What’s Devin Gardner’s problem? If I knew how to fix Gardner, I wouldn’t be writing this here blog post. But as a blogger, it’s my job to pretend I know.

  1. Gardner has an inherent – or coached – fixation on whoever his favorite target is from year to year. In 2012 it was Jeremy Gallon. In 2013 it was Jeremy Gallon. This year it’s Funchess. Gardner locks onto his favorite receiver too quickly, and he throws to him even when he’s well covered. This results in some amazing catches that make us think Gardner, Gallon, and Funchess are awesome. It also leads to lots of interceptions.
  2. Gardner has played for two coordinators who don’t understand him. Both Nussmeier and Al Borges call too many play action waggles because they like to run the ball with lots of people stacked inside. Meanwhile, Gardner turns his back to the defense without having a good understanding of what’s going on behind him, and it cuts the field in half. He generally keeps the ball or dumps it over the head of the unfoolable outside contain man to a fullback or tight end in the flat. Michigan has I-formation or under center tendencies with a quarterback – in my opinion – who should be running a pro-style shotgun/pistol offense the majority of the time.

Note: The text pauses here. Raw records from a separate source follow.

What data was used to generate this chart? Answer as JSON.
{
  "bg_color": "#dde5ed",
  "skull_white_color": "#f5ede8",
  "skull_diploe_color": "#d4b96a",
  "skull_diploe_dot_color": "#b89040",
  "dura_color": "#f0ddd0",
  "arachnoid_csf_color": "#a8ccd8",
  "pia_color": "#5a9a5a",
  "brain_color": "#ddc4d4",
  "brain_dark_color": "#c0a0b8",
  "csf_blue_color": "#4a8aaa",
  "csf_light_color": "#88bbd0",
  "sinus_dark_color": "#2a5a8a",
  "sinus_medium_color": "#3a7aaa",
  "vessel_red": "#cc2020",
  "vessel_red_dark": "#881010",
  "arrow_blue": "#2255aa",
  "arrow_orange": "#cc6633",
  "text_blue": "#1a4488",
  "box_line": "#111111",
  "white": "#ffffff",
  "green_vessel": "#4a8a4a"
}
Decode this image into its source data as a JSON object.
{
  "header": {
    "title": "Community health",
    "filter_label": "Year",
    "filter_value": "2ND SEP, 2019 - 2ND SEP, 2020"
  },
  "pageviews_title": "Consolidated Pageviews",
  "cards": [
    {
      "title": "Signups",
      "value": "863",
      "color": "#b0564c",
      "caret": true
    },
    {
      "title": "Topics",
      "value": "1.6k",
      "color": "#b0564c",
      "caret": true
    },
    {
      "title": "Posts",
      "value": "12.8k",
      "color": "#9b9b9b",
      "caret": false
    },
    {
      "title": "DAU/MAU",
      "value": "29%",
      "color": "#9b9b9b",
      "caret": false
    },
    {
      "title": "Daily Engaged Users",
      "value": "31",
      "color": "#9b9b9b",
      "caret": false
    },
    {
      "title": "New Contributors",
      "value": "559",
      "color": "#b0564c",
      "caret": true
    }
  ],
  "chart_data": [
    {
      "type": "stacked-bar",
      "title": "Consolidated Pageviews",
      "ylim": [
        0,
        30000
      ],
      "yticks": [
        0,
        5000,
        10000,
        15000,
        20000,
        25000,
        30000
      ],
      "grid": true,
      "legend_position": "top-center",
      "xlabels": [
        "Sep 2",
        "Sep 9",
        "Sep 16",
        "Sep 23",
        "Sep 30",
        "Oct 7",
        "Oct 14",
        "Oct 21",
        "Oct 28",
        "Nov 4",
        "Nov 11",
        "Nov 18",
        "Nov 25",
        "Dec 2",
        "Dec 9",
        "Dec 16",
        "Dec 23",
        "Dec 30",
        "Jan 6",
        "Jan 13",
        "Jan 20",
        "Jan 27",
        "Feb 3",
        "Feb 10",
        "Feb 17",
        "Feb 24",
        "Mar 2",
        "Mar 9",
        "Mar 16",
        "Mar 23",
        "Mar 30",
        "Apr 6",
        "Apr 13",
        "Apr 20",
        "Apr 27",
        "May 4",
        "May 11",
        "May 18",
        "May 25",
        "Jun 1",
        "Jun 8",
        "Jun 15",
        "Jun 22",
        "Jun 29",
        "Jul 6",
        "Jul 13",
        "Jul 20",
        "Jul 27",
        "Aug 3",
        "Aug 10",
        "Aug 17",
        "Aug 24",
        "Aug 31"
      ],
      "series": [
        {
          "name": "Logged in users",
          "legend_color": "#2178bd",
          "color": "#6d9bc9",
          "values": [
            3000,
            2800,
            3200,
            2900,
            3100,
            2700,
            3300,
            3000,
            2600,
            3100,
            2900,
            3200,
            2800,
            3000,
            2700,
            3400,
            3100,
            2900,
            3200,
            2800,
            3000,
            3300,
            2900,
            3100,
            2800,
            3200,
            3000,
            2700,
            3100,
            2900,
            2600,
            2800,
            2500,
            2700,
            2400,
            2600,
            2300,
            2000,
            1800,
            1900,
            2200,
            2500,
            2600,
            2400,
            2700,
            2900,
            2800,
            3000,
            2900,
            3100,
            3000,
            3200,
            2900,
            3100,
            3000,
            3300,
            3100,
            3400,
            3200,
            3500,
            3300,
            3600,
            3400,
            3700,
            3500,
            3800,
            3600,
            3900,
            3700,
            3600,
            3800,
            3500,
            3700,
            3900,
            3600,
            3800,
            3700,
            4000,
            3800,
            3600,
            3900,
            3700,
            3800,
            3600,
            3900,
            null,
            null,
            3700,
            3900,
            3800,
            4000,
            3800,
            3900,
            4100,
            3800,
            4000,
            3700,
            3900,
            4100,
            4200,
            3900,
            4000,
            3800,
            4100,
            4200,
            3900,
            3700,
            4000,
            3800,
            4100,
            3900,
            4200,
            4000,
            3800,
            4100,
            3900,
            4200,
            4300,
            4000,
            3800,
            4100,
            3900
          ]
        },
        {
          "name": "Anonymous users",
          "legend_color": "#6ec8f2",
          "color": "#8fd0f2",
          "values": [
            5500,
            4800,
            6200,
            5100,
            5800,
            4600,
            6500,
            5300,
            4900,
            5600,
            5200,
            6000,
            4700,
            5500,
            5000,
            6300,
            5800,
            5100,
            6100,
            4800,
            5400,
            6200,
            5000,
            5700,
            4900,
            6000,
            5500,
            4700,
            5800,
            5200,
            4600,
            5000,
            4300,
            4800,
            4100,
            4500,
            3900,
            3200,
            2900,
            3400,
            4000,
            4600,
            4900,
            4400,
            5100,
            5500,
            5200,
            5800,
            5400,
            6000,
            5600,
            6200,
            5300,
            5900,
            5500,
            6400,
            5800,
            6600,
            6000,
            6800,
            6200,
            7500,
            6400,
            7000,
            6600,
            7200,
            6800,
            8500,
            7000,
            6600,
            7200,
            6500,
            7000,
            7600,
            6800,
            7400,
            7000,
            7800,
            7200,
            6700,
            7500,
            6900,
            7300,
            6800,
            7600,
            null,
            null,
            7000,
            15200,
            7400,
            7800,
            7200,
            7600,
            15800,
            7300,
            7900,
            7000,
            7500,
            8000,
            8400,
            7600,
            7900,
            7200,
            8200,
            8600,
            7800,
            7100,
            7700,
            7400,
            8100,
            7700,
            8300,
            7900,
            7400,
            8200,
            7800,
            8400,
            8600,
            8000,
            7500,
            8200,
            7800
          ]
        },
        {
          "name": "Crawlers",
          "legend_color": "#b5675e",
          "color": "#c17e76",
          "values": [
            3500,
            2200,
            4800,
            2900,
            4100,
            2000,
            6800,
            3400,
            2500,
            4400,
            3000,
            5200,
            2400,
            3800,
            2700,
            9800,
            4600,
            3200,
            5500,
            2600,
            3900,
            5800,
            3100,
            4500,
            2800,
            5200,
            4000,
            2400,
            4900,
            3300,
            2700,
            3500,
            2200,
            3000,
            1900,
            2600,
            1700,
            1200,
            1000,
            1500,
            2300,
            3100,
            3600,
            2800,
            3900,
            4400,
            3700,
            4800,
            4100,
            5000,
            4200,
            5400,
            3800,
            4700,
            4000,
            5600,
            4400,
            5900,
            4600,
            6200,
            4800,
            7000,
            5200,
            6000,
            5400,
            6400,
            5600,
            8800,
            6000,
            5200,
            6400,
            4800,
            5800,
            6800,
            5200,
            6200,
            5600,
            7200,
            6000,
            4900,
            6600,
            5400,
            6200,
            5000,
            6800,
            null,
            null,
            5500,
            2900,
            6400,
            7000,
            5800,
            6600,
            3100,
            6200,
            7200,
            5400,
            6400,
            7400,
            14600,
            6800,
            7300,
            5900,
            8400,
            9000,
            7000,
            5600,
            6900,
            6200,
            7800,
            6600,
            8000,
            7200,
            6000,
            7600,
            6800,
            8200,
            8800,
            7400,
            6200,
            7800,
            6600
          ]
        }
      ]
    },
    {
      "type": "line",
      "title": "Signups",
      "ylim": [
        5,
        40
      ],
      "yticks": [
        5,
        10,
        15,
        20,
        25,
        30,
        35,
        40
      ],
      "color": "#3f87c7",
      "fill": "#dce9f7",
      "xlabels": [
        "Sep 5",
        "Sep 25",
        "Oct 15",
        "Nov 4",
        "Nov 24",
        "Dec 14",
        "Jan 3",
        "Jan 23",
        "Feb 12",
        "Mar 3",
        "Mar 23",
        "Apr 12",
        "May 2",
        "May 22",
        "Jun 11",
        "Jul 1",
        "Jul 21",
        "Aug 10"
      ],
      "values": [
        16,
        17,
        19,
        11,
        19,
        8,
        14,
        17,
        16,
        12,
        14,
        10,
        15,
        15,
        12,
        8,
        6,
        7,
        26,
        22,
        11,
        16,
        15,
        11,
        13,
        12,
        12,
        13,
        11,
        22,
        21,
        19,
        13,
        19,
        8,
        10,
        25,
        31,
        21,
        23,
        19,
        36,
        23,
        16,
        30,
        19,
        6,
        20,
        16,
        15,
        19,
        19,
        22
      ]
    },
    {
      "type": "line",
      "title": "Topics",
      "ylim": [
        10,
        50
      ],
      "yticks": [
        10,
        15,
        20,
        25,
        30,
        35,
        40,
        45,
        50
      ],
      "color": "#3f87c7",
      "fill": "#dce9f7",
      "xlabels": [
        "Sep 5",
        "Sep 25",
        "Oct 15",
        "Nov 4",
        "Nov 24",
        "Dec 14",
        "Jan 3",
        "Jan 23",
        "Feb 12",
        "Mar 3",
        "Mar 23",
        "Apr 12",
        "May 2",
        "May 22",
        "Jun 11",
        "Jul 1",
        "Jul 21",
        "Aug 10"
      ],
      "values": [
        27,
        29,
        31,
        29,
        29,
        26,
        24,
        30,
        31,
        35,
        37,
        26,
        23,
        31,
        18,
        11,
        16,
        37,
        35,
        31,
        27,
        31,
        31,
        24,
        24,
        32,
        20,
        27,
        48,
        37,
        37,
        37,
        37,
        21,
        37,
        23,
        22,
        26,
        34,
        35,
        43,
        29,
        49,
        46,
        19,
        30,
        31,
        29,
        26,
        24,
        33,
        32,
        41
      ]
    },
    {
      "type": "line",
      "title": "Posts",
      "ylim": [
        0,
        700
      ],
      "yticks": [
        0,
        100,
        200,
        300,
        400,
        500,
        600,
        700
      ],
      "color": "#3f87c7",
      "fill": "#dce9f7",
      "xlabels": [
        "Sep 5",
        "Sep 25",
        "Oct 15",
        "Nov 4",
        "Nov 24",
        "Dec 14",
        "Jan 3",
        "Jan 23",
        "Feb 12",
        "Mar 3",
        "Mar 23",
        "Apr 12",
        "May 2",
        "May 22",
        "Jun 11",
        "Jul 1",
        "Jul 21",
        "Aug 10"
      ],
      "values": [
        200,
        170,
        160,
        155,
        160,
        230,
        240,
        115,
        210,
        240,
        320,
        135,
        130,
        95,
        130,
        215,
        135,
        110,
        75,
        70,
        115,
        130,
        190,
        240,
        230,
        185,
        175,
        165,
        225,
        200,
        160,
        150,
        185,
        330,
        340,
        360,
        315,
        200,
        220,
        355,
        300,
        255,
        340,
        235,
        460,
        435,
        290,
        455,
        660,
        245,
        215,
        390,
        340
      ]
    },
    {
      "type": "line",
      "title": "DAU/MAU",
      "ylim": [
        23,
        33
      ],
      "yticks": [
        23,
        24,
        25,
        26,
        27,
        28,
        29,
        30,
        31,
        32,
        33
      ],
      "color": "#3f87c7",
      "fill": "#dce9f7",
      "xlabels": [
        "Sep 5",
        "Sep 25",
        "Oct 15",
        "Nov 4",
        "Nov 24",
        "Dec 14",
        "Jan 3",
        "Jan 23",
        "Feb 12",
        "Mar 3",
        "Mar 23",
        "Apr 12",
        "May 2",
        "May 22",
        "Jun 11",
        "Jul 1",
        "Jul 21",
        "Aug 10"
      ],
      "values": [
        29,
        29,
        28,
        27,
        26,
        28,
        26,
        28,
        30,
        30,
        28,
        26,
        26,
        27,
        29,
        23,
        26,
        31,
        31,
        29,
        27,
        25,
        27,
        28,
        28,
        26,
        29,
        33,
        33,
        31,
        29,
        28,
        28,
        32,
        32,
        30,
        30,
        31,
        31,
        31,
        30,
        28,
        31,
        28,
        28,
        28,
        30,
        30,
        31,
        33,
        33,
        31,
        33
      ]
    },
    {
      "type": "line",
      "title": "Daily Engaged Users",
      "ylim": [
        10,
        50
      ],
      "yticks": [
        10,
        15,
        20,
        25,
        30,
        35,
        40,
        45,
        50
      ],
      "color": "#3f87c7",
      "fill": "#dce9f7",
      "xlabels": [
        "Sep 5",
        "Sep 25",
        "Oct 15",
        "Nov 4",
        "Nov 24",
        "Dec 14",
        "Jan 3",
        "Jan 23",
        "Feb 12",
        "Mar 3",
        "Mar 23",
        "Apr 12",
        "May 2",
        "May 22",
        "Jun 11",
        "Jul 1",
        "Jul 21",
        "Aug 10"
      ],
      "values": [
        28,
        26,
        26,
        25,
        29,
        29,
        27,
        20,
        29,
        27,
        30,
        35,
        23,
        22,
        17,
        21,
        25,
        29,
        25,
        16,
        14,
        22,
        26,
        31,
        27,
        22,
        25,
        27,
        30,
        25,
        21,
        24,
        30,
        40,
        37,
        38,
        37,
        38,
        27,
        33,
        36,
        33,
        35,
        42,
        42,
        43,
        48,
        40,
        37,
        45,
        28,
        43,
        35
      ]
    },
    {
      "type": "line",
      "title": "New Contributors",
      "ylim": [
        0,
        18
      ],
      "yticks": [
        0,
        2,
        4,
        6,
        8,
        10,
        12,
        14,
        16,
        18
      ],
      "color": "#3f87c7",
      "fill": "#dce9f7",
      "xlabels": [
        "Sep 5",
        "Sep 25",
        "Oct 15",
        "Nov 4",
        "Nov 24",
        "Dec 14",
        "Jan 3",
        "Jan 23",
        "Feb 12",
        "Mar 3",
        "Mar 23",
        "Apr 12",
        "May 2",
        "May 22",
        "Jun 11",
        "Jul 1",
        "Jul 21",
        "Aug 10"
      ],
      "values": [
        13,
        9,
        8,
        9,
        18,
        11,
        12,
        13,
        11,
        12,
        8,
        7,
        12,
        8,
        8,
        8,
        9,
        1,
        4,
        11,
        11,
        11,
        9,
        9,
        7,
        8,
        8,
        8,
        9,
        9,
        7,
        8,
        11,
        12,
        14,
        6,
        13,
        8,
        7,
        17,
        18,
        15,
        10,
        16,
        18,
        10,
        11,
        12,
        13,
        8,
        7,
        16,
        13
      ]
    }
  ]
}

  3. Michigan has yet to develop a solid complementary receiver to Funchess. Darboh is not a great route runner. Jehu Chesson does not have great ball skills. Dennis Norfleet seems comfortable only on bubble screens and swing passes. Jake Butt has been hurt. In yesterday’s game, the big-play guy for Utah was Dres Anderson, but quarterback Travis Wilson was just as comfortable going to possession guy Kenneth Scott on any given play.
  4. The offensive line and defensive coordinators are in his head. Much like what we expected, the interior offensive line has improved its pass protection and blitz pickups, but the young/inexperienced offensive tackles are barely treading water. If any defensive coordinator fails to run an edge blitz on a critical down, it’s probably because he feels sorry for Ben Braden and Mason Cole. Gardner’s internal clock is screwed up because of it, so he spooks early.

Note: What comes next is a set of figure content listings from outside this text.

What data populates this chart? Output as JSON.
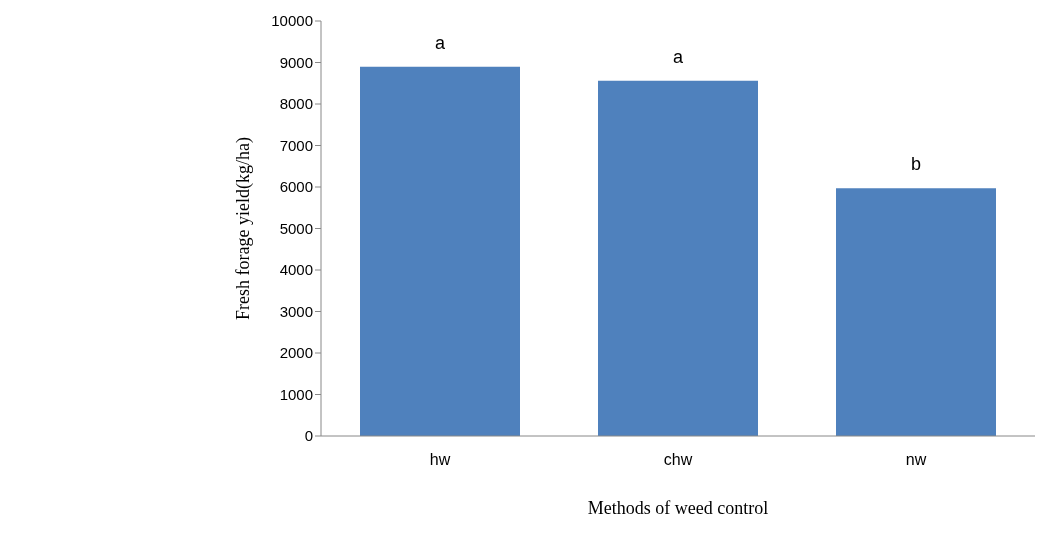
{
  "chart_data": {
    "type": "bar",
    "xlabel": "Methods of weed control",
    "ylabel": "Fresh forage yield(kg/ha)",
    "categories": [
      "hw",
      "chw",
      "nw"
    ],
    "values": [
      8900,
      8560,
      5970
    ],
    "color": "#4f81bd",
    "ylim": [
      0,
      10000
    ],
    "yticks": [
      0,
      1000,
      2000,
      3000,
      4000,
      5000,
      6000,
      7000,
      8000,
      9000,
      10000
    ],
    "grid": false,
    "legend": false,
    "annotations": [
      {
        "text": "a",
        "x": "hw",
        "y": 8900
      },
      {
        "text": "a",
        "x": "chw",
        "y": 8560
      },
      {
        "text": "b",
        "x": "nw",
        "y": 5970
      }
    ]
  }
}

How about a spread punt? No? Okay. We didn’t need to tackle that Kaelin Clay guy, anyway.

To all the people who looked sideways at me in Friday’s preview: thppppppppppppppbt. Some of you automatically assumed that Michigan would blow out Utah, and I have no idea why. Yes, their oodles of points in the first two games came against crappy opponents, but Michigan scored 52 and 34 points against crappy opponents. Utah has a solid blitzing defense and a capable, fast-paced offense. I think a lot of fans are falling prey to the whole “This is Michigan” mindset without looking at what’s happening between the lines.

Minnesota is a threat. Every team is a threat now. There are no “gimme” games on the schedule. Minnesota, Rutgers, Indiana, Northwestern, Maryland, they’re all capable of beating Michigan. If you are not absolutely terrible on defense, Michigan might not be able to get into the red zone. I do think things will improve because I believe in Doug Nussmeier, and Devin Gardner improved throughout the 2013 season as well. Like the Notre Dame game, Michigan outgained the opponent (308 to 286) but couldn’t find the consistency to put together a touchdown drive. At some point the plays will come together consistently enough to put offensive touchdowns on the board against decent teams, but if Brady Hoke wants to keep his job, it has to happen soon.